U.S. Virgin Islands Delegate to Congress Stacey Plaskett said St. Croix refinery owners were pushing ahead with restart plans but were open to adding non-petroleum capacity. (Photo: Screenshot of Zoom call)

The sprawling petroleum refinery on St. Croix’s south shore could one day also host wind and solar power plants and other cleaner-energy production, the Virgin Islands’ representative in Congress said Friday.

Delegate Stacey Plaskett said she had met with Port Hamilton Refining and Transportation officials to discuss the refinery’s potential restart and how it fits into the modern emphasis on renewable energy. Green initiatives have come a long way since 2012 when the refinery last regularly operated.

Plaskett said she had recently met with John Podesta, a senior advisor to President Joe Biden, to discuss how the Inflation Reduction Act of 2022 could spur clean energy ventures in the Virgin Islands. She took that information to Gov. Albert Bryan Jr. and refinery officials, who were receptive to her ideas, she said.

“How do we use these tax credits to try and really make — particularly on the island of St. Croix — a real hub of clean energy, alternative energy, and the industries that surround that,” Plaskett said in a wide-ranging Zoom interview from her Virgin Islands office. “I have requested and gotten an agreement from the White House. They are going to create a working group and a task force to try to support the refinery, who said they are all in with eventually doing much more innovative things on that site, whether it’s bio-gasses and biofuels, whether it’s wind and solar energy and other forms of energy.”

Port Hamilton, which bought the refinery in late 2021, has pushed for a restart of the troubled plant.

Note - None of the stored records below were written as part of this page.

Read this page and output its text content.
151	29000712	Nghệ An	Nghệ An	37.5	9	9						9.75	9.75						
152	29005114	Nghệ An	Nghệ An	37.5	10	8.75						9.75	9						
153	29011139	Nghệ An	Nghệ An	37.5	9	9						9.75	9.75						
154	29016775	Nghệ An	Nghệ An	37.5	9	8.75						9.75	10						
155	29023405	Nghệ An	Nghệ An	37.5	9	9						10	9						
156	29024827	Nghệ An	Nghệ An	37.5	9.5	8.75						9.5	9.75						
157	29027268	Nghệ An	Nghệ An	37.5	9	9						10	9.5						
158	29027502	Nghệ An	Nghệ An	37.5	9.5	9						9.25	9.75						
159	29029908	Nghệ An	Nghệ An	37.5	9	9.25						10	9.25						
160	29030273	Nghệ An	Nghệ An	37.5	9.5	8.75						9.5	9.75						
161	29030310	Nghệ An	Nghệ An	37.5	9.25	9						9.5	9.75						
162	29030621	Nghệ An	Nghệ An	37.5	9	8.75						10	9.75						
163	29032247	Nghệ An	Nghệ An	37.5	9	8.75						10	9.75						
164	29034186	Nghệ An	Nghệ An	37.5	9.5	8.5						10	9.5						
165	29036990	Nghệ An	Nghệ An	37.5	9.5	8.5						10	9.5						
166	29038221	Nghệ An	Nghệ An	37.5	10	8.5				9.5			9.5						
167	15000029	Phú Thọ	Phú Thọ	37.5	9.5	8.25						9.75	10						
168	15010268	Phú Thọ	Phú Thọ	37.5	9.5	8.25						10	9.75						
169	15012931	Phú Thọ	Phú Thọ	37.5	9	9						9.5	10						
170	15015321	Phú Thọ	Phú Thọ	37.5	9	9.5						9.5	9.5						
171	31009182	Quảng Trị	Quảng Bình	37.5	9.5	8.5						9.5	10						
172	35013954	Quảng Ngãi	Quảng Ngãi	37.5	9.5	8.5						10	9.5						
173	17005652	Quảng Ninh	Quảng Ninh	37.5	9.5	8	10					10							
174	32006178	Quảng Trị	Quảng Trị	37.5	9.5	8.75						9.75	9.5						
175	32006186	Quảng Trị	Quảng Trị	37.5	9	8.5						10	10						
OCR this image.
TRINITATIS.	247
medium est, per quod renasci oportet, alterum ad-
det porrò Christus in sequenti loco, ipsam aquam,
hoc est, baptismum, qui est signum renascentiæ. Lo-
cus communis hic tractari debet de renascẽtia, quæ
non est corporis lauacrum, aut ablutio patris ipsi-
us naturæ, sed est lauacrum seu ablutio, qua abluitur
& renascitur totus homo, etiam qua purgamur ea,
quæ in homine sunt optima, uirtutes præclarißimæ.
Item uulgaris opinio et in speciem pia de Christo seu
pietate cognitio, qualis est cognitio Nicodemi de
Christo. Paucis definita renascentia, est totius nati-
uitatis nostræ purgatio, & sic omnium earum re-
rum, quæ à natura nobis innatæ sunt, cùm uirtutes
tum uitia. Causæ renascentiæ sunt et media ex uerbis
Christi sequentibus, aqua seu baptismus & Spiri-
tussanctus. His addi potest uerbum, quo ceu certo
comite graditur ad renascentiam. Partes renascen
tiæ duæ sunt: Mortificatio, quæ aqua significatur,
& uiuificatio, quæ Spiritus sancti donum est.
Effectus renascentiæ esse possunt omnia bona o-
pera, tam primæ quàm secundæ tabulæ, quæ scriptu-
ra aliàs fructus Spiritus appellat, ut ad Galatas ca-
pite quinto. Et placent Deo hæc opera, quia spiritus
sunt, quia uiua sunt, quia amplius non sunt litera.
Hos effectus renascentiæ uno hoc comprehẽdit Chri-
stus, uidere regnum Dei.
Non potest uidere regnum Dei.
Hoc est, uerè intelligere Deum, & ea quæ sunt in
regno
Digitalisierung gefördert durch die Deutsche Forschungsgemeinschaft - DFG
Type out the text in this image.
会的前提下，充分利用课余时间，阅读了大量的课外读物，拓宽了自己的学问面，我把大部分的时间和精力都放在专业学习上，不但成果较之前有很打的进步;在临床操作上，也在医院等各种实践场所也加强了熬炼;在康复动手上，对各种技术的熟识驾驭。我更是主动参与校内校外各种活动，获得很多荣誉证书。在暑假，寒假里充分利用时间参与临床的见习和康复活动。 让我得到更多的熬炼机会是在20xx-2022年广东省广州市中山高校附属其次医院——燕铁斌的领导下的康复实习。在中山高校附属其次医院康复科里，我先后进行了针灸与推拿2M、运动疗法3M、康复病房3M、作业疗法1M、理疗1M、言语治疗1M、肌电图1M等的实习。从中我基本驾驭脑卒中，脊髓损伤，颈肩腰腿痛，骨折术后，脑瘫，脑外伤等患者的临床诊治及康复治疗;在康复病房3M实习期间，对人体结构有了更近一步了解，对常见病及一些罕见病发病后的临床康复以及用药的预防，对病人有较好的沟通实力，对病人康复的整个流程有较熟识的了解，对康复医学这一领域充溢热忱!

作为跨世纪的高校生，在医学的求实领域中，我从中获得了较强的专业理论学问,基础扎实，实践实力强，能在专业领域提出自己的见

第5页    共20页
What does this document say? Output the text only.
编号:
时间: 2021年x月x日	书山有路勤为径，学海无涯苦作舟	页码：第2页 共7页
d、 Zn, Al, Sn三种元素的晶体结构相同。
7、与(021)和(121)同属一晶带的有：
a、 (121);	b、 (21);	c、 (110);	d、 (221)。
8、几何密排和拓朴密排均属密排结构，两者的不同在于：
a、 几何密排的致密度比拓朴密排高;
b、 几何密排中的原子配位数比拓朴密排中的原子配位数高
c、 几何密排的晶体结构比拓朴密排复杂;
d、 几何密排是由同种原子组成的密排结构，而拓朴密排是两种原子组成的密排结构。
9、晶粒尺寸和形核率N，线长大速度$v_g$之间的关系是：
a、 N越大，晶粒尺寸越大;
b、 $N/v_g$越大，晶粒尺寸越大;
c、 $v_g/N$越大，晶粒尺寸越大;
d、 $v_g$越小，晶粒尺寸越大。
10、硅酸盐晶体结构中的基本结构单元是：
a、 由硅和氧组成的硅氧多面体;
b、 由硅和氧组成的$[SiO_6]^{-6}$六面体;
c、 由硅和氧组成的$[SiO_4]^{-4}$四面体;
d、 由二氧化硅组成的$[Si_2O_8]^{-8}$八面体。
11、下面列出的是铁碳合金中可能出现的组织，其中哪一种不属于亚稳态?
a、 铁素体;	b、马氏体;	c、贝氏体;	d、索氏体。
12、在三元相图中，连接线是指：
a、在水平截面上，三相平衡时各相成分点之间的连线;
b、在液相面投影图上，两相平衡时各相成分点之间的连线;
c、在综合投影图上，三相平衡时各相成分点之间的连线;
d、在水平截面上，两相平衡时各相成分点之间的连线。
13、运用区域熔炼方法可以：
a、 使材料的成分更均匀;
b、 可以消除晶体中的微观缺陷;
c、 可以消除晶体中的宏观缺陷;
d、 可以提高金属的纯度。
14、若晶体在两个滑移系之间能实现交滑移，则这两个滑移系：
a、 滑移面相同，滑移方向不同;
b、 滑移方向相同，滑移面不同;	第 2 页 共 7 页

The company won a legal battle against the Environmental Protection Agency in July over permits needed to resume refining.

Plaskett said she’d had “quite a few discussions” with refinery officials both before and after the Third Circuit Court Of Appeals’ ruling.

“I’ve told them that my interests are in supporting the development of clean energy on the island of St. Croix but, you know, I understand their immediate revenue needs for refining of fossil fuels. But we as a nation, and particularly as an island territory, need to be concerned about what that’s doing to our environment as well as keeping up to what is actually happening,” she said.

The refinery has plenty of capacity to expand beyond traditional petroleum production to biofuels, she said. It also has the raw acreage for wind and solar, all of which come with potential tax credits that would entice would-be investors. This could lead to sustainable jobs for Virgin Islanders, she said.

“These are jobs that would bring young people and keep them here, as well as bring our minds back here to support those kinds of industries,” Plaskett said.

The refinery recently undertook a vast cleanup of toxic chemicals stored in unsafe conditions at the plant. In its recent history, the petroleum plant has been plagued by legal regulatory actions, fire, and release of oily spray that coated nearby homes, fouling cisterns.